3. Cayenne myDevices
Next, create an account on cayenne.mydevices.com and create an app. Click "Add new..." > "Device/Widget", and after selecting Lora > Helium, search for the STM32 B-L072Z-LRWAN1. Paste the DevEUI (from the Helium Console) into the required field. Change the name if you want to, then click "Add Device".

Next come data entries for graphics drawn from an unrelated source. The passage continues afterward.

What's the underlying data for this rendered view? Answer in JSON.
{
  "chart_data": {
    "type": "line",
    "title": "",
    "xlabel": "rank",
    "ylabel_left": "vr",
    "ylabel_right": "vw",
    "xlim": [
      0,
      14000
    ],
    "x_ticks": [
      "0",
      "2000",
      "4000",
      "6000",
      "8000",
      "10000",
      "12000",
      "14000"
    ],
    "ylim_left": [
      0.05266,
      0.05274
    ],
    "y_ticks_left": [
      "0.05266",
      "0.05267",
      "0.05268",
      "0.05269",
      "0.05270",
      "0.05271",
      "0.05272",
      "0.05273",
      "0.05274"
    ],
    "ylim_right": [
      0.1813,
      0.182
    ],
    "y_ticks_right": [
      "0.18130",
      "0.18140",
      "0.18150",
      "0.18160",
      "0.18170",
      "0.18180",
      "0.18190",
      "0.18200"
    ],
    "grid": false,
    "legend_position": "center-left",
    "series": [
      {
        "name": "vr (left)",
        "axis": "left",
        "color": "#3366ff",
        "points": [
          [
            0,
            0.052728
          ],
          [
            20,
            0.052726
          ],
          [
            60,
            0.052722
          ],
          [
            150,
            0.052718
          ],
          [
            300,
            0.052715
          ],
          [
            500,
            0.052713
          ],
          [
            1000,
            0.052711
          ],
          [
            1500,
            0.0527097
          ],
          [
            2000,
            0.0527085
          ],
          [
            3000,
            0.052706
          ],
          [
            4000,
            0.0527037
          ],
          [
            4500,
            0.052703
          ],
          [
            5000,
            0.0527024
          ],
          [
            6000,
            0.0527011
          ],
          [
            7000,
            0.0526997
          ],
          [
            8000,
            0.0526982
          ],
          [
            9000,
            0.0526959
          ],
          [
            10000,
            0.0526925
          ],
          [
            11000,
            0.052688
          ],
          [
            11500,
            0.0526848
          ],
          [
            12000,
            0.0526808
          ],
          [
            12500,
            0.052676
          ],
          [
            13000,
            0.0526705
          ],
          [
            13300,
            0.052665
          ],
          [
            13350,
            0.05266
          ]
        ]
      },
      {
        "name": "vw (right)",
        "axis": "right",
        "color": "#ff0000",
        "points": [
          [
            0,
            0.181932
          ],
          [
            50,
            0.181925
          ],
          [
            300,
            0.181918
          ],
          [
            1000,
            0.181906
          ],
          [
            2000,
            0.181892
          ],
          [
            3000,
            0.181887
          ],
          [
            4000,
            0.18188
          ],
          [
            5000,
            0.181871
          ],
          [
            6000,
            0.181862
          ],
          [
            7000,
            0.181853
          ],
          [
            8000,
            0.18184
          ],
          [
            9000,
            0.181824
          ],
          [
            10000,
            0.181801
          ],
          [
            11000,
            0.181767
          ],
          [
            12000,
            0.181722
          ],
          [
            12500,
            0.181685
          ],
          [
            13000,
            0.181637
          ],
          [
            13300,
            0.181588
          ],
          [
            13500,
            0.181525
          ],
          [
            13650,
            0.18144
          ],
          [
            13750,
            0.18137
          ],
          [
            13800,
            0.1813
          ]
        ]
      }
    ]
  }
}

At this point, the payloads that are sent to the Helium network will be routed to your myDevices dashboard and interpreted automatically based on their sensor type. Lastly, we just have to update the code on the development board.
4. Arduino IDE
Unfortunately, Helium expects the packet of sensor data to be formatted in a specific JSON format. You could formulate this packet from scratch, or if you aren't super comfortable with C++ (or want to save some work), you could import the Cayenne Low-Power Payload (LPP) library. CayenneLPP takes some common sensor formats (temperature, pressure, humidity, GPS, etc.) and generates the packet in a way that is automatically interpreted by myDevices. In other words, insteadof this:
int32_t lat = latitude * 10000;
int32_t lon = longitude * 10000;
int32_t alt = meters * 100;
buffer[cursor++] = channel;
buffer[cursor++] = LPP_GPS;
buffer[cursor++] = lat >> 16;
buffer[cursor++] = lat >> 8;
buffer[cursor++] = lat;
buffer[cursor++] = lon >> 16;
buffer[cursor++] = lon >> 8;
buffer[cursor++] = lon;
buffer[cursor++] = alt >> 16;
buffer[cursor++] = alt >> 8;
buffer[cursor++] = alt;
you can just write this:
uint8_t addGPS(uint8_t channel, float latitude, float longitude, float meters);
The channel input field allows you to submit data from multiple sensors within the same payload, which will be very useful if you are using, say, the X-NUCLEO-IKS01A3 shield. The GPS is based on the TeseoLIV3F library, which will also have to be imported. Sometimes it takes a few seconds to get a GPS fix (after gps->init();), so I wait to get a fix before preparing the payload. Don't forget to change the DevEUI, AppEUI, and AppKey fields to match what you have in the Helium Console, as you did during the quickstart. Upload the code, and you should see something like this in the serial monitor:
Depending on the strength of your connection, it may take a while before the GPS packets (11 bytes apiece) to start showing up in your console. The uplink responses look like blue circles in the data log:
Scroll down, and the Event Log will have some helpful feedback, such as the signal to noise ratio (mine is extremely weak!) and the name of the hotspot you're connecting to.
Finally, head back to your myDevices dashboard and your coordinate data is presented in a Google Maps-like interface!
For the complete code, check out this Github repo. Hope this saves you a few headaches on your way to creating your own Helium-based asset trackers!